Doesn't it just scream "Wheeeeeeee.... spring is here!"? Maybe you have to see it in person to get the full effect... (Bailey doesn't seem too impressed in the background)

PS- the gass is doing double duty also because it's wheat grass, so once we're done looking at we can juice it. Bottoms up!

Wednesday, March 24, 2010

Poor Loser?

So Bab's and I make an effort to spend quality time with her Grandma Mae (and BF Joe) whenever we can. The typical visit is usually on a Sunday afternoon where we go down for lunch (she calls it Dinner) to find a very tasty roast of some sort cooking away in the oven while she prepares all the fixin's to go along with the main course. Most of the time I'm responsible for making gravy from scratch (something she taught me to perfection) with a little oversight from Mae.

After cramming our belly's full of good homecooking we squeeze in some serious card playing. We play boys vs. girls as it would just be unfair for Brandy and I to team up on the "old folks"...don't tell her I said that!
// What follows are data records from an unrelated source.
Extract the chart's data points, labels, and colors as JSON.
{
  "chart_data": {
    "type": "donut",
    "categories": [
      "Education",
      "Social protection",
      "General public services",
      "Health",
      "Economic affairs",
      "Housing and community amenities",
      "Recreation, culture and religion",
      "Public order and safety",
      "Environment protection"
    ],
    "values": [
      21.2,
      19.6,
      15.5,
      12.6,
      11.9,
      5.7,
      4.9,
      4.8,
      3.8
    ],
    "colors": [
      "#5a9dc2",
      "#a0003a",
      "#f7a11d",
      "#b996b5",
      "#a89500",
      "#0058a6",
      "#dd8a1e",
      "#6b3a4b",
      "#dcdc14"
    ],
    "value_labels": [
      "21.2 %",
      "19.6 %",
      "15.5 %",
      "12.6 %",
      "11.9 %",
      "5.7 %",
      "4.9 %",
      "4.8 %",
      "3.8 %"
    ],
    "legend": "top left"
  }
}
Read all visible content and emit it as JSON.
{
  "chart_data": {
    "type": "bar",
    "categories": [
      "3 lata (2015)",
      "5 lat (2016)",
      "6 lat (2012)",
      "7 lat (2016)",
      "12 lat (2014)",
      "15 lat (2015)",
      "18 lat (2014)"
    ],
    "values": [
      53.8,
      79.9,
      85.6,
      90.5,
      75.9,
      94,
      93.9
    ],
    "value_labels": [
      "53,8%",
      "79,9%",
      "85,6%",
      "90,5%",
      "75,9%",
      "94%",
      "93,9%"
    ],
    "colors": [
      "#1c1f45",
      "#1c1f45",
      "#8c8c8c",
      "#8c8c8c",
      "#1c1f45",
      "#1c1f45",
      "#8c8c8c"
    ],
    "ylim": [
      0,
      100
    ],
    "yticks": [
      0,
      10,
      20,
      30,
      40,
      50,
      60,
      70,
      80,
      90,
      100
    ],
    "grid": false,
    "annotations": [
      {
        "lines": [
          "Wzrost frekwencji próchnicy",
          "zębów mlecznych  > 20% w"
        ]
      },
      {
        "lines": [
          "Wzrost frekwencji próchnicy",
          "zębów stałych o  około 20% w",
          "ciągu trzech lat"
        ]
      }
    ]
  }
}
Undoubtedly what ensues is an old fashioned butt kickin' by Joe and I in any of the games we play. We rule at cribbage, canasta, pitch, and most recently hand and foot. It's funny because Mae gets really upset when I win. Not when Joe wins, but when yours truly puts the smack down.

I thought it was important to capture the moment so you could all share in the fun. So see the video below. It's Mae in all her glory...whining about losing. (In full disclosure Brandy and Mae actually beat us this time...but only by 100 points or so!)